Diglee et l’étiquette « Girly »

Diglee est une illustratrice de BD, étiquetée « girly ». Sur son blog, elle revient sur son parcours et réfléchit à tout ce que cette étiquette implique, et coûte aux jeunes femmes dans l'univers de la BD.

Diglee et l’étiquette « Girly »

Vous connaissez sans doute Diglee, pour ses dessins sur madmoiZelle et son Street Style ! Elle a également publié plusieurs albums, dont « autobiographie d’une fille gaga ».

Le « girly », cette étiquette bien collante

Sur son blog, Diglee revient sur son parcours, et notamment sur le style « girly » dans lequel elle s’est d’abord amusée, mais s’y est ensuite retrouvée cantonnée (par les médias, les éditeurs…)

Le problème n’est pas de réfuter complètement tout ce qui est perçu comme étant « girly ». Après tout, on peut bien aimer le shopping sans être une poule écervelée, on peut s’intéresser à l’art et à la culture sans être une « nerd » allergique au fond de teint. Pourquoi cantonner systématiquement les filles dans des catégories caricaturales ?
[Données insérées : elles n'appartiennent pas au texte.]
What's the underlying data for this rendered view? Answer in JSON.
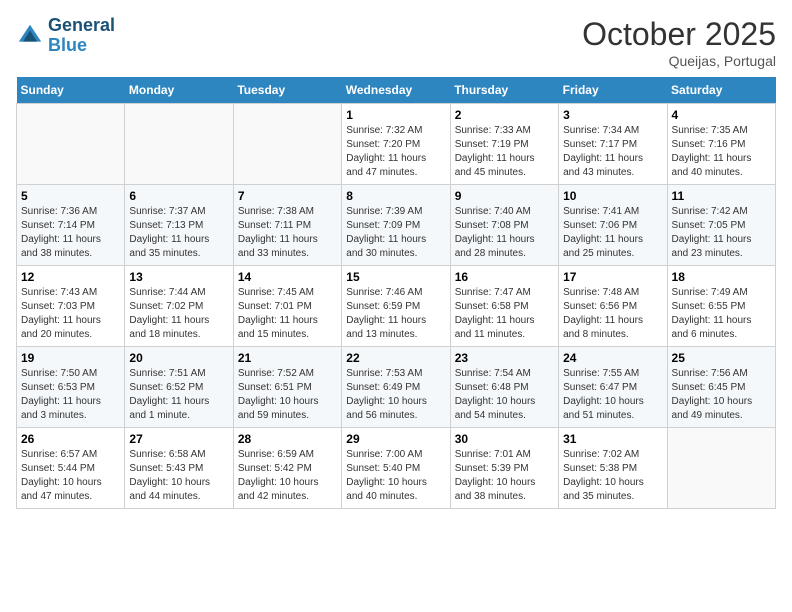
{
  "header": {
    "logo_line1": "General",
    "logo_line2": "Blue",
    "month_title": "October 2025",
    "location": "Queijas, Portugal"
  },
  "days_of_week": [
    "Sunday",
    "Monday",
    "Tuesday",
    "Wednesday",
    "Thursday",
    "Friday",
    "Saturday"
  ],
  "weeks": [
    [
      {
        "day": "",
        "info": ""
      },
      {
        "day": "",
        "info": ""
      },
      {
        "day": "",
        "info": ""
      },
      {
        "day": "1",
        "info": "Sunrise: 7:32 AM\nSunset: 7:20 PM\nDaylight: 11 hours\nand 47 minutes."
      },
      {
        "day": "2",
        "info": "Sunrise: 7:33 AM\nSunset: 7:19 PM\nDaylight: 11 hours\nand 45 minutes."
      },
      {
        "day": "3",
        "info": "Sunrise: 7:34 AM\nSunset: 7:17 PM\nDaylight: 11 hours\nand 43 minutes."
      },
      {
        "day": "4",
        "info": "Sunrise: 7:35 AM\nSunset: 7:16 PM\nDaylight: 11 hours\nand 40 minutes."
      }
    ],
    [
      {
        "day": "5",
        "info": "Sunrise: 7:36 AM\nSunset: 7:14 PM\nDaylight: 11 hours\nand 38 minutes."
      },
      {
        "day": "6",
        "info": "Sunrise: 7:37 AM\nSunset: 7:13 PM\nDaylight: 11 hours\nand 35 minutes."
      },
      {
        "day": "7",
        "info": "Sunrise: 7:38 AM\nSunset: 7:11 PM\nDaylight: 11 hours\nand 33 minutes."
      },
      {
        "day": "8",
        "info": "Sunrise: 7:39 AM\nSunset: 7:09 PM\nDaylight: 11 hours\nand 30 minutes."
      },
      {
        "day": "9",
        "info": "Sunrise: 7:40 AM\nSunset: 7:08 PM\nDaylight: 11 hours\nand 28 minutes."
      },
      {
        "day": "10",
        "info": "Sunrise: 7:41 AM\nSunset: 7:06 PM\nDaylight: 11 hours\nand 25 minutes."
      },
      {
        "day": "11",
        "info": "Sunrise: 7:42 AM\nSunset: 7:05 PM\nDaylight: 11 hours\nand 23 minutes."
      }
    ],
    [
      {
        "day": "12",
        "info": "Sunrise: 7:43 AM\nSunset: 7:03 PM\nDaylight: 11 hours\nand 20 minutes."
      },
      {
        "day": "13",
        "info": "Sunrise: 7:44 AM\nSunset: 7:02 PM\nDaylight: 11 hours\nand 18 minutes."
      },
      {
        "day": "14",
        "info": "Sunrise: 7:45 AM\nSunset: 7:01 PM\nDaylight: 11 hours\nand 15 minutes."
      },
      {
        "day": "15",
        "info": "Sunrise: 7:46 AM\nSunset: 6:59 PM\nDaylight: 11 hours\nand 13 minutes."
      },
      {
        "day": "16",
        "info": "Sunrise: 7:47 AM\nSunset: 6:58 PM\nDaylight: 11 hours\nand 11 minutes."
      },
      {
        "day": "17",
        "info": "Sunrise: 7:48 AM\nSunset: 6:56 PM\nDaylight: 11 hours\nand 8 minutes."
      },
      {
        "day": "18",
        "info": "Sunrise: 7:49 AM\nSunset: 6:55 PM\nDaylight: 11 hours\nand 6 minutes."
      }
    ],
    [
      {
        "day": "19",
        "info": "Sunrise: 7:50 AM\nSunset: 6:53 PM\nDaylight: 11 hours\nand 3 minutes."
      },
      {
        "day": "20",
        "info": "Sunrise: 7:51 AM\nSunset: 6:52 PM\nDaylight: 11 hours\nand 1 minute."
      },
      {
        "day": "21",
        "info": "Sunrise: 7:52 AM\nSunset: 6:51 PM\nDaylight: 10 hours\nand 59 minutes."
      },
      {
        "day": "22",
        "info": "Sunrise: 7:53 AM\nSunset: 6:49 PM\nDaylight: 10 hours\nand 56 minutes."
      },
      {
        "day": "23",
        "info": "Sunrise: 7:54 AM\nSunset: 6:48 PM\nDaylight: 10 hours\nand 54 minutes."
      },
      {
        "day": "24",
        "info": "Sunrise: 7:55 AM\nSunset: 6:47 PM\nDaylight: 10 hours\nand 51 minutes."
      },
      {
        "day": "25",
        "info": "Sunrise: 7:56 AM\nSunset: 6:45 PM\nDaylight: 10 hours\nand 49 minutes."
      }
    ],
    [
      {
        "day": "26",
        "info": "Sunrise: 6:57 AM\nSunset: 5:44 PM\nDaylight: 10 hours\nand 47 minutes."
      },
      {
        "day": "27",
        "info": "Sunrise: 6:58 AM\nSunset: 5:43 PM\nDaylight: 10 hours\nand 44 minutes."
      },
      {
        "day": "28",
        "info": "Sunrise: 6:59 AM\nSunset: 5:42 PM\nDaylight: 10 hours\nand 42 minutes."
      },
      {
        "day": "29",
        "info": "Sunrise: 7:00 AM\nSunset: 5:40 PM\nDaylight: 10 hours\nand 40 minutes."
      },
      {
        "day": "30",
        "info": "Sunrise: 7:01 AM\nSunset: 5:39 PM\nDaylight: 10 hours\nand 38 minutes."
      },
      {
        "day": "31",
        "info": "Sunrise: 7:02 AM\nSunset: 5:38 PM\nDaylight: 10 hours\nand 35 minutes."
      },
      {
        "day": "",
        "info": ""
      }
    ]
  ]
}
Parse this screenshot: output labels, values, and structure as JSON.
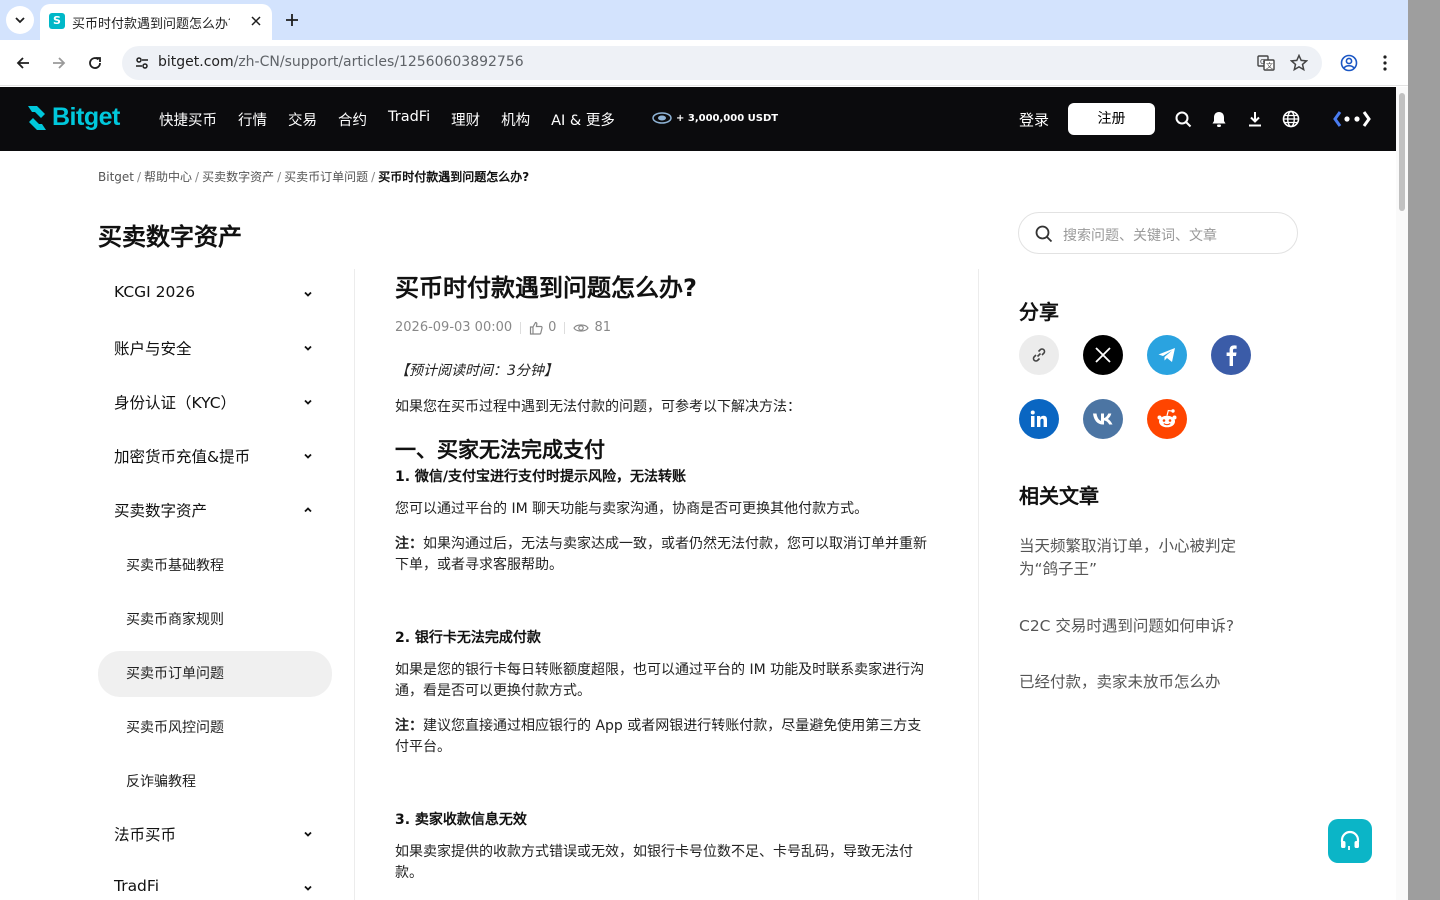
{
  "browser": {
    "tab_title": "买币时付款遇到问题怎么办？",
    "url_host": "bitget.com",
    "url_path": "/zh-CN/support/articles/12560603892756"
  },
  "header": {
    "logo": "Bitget",
    "nav": [
      "快捷买币",
      "行情",
      "交易",
      "合约",
      "TradFi",
      "理财",
      "机构",
      "AI & 更多"
    ],
    "promo": "+ 3,000,000 USDT",
    "login": "登录",
    "register": "注册"
  },
  "breadcrumb": [
    "Bitget",
    "帮助中心",
    "买卖数字资产",
    "买卖币订单问题",
    "买币时付款遇到问题怎么办?"
  ],
  "section_title": "买卖数字资产",
  "sidebar": {
    "items": [
      {
        "label": "KCGI 2026"
      },
      {
        "label": "账户与安全"
      },
      {
        "label": "身份认证（KYC）"
      },
      {
        "label": "加密货币充值&提币"
      },
      {
        "label": "买卖数字资产"
      }
    ],
    "subitems": [
      {
        "label": "买卖币基础教程"
      },
      {
        "label": "买卖币商家规则"
      },
      {
        "label": "买卖币订单问题"
      },
      {
        "label": "买卖币风控问题"
      },
      {
        "label": "反诈骗教程"
      }
    ],
    "after": [
      {
        "label": "法币买币"
      },
      {
        "label": "TradFi"
      }
    ]
  },
  "article": {
    "title": "买币时付款遇到问题怎么办?",
    "date": "2026-09-03 00:00",
    "likes": "0",
    "views": "81",
    "read_time": "【预计阅读时间：3分钟】",
    "intro": "如果您在买币过程中遇到无法付款的问题，可参考以下解决方法：",
    "h_section1": "一、买家无法完成支付",
    "h1": "1. 微信/支付宝进行支付时提示风险，无法转账",
    "p1": "您可以通过平台的 IM 聊天功能与卖家沟通，协商是否可更换其他付款方式。",
    "note_label": "注：",
    "p1_note": "如果沟通过后，无法与卖家达成一致，或者仍然无法付款，您可以取消订单并重新下单，或者寻求客服帮助。",
    "h2": "2. 银行卡无法完成付款",
    "p2": "如果是您的银行卡每日转账额度超限，也可以通过平台的 IM 功能及时联系卖家进行沟通，看是否可以更换付款方式。",
    "p2_note": "建议您直接通过相应银行的 App 或者网银进行转账付款，尽量避免使用第三方支付平台。",
    "h3": "3. 卖家收款信息无效",
    "p3": "如果卖家提供的收款方式错误或无效，如银行卡号位数不足、卡号乱码，导致无法付款。"
  },
  "search": {
    "placeholder": "搜索问题、关键词、文章"
  },
  "share": {
    "title": "分享"
  },
  "related": {
    "title": "相关文章",
    "links": [
      "当天频繁取消订单，小心被判定为“鸽子王”",
      "C2C 交易时遇到问题如何申诉?",
      "已经付款，卖家未放币怎么办"
    ]
  },
  "colors": {
    "brand": "#00c8dc",
    "header_bg": "#0b0b0d"
  }
}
Et surtout, pourquoi partir du principe que si c’est une fille qui raconte ces « trucs de filles », ça n’intéresse nécessairement qu’un public féminin ? Diglee interroge le clivage de genre très fort qui persiste dans l’univers de la BD.

« Quand l’étiquette du « Girly » est arrivée, j’ai cru bon d’en jouer, de me l’approprier, d’en rire. Un élément isolé mis en lumière par ci par là pour la blague, c’était drôle. Jusqu’à ce que cet infime, cette bribe, cet échantillon prenne le dessus, englobe tout mon travail, et annihile tout effort d’écriture, de réflexion, d’émotion.

Sur mon blog, j’ai parlé de tout. J’ai parlé de la famille, du rapport au corps, de la prise d’indépendance, d’amitié, de harcèlement de rue, de règles, de voyages, de découvertes, de deuil, de chats, des bouffe, d’amour, de sexe, parfois… de relations, beaucoup. En 7 ans de confessions, je réalise que n’en ressort souvent que ce qu’on veut faire passer pour le plus creux, le plus inutile.

En voulant rire de ma superficialité ponctuellement, je l’ai fait exister davantage, je l’ai érigée en vérité, et me suis enfermée dans une image réductrice que je pensais pourtant combattre. »

La suite est à lire sur le blog de Diglee : Foie gras et chapeaux cloche.

Clemence Bodoc

Salut toi <3

Je suis la rédactrice en chef de madmoiZelle.com, mais j'écris aussi des articles d'actu, société, politique, vie professionnelle & quelques témoignages parfois pour cette communauté fantastique que sont les lectrices de <3 madmoiZelle.com <3

Dans mes messages ici, je pratique les règles de proximité et de majorité dans les accords grammaticaux (parce que les règles actuelles sont encore sexistes, et que fuck patriarchy :rockon:

Exemples :
- 1 000 femmes et un homme sont allées voter (= majorité au féminin)
- Maxime, Victor et Joséphine sont allées voter (= proximité du féminin)

Je suis trop jeune pour être déjà blasée de la vie, mais trop vieille pour encore ignorer les conséquences de mes (in)actions. J'ai trop d'énergie à revendre pour n'être que spectactrice, mais j'en ai pas assez pour remplacer Atlas et porter le monde sur mes épaules.

Je voyage pour réfléchir, écrire, rencontrer, confronter, avancer, revenir. Je suis végane parce que je suis convaincue que ce choix est juste.

J'abuse des smileys :cretin::yawn: :taquin: & :troll: (mais avant c'était :unicorn::rainbow::paillettes: et :free: alors disons que c'est un progrès ! :top: )

Je réponds aux questions, mais jamais aux insultes, parce que j'aime le dialogue mais que je n'ai aucune patience pour le mépris. :v:8);)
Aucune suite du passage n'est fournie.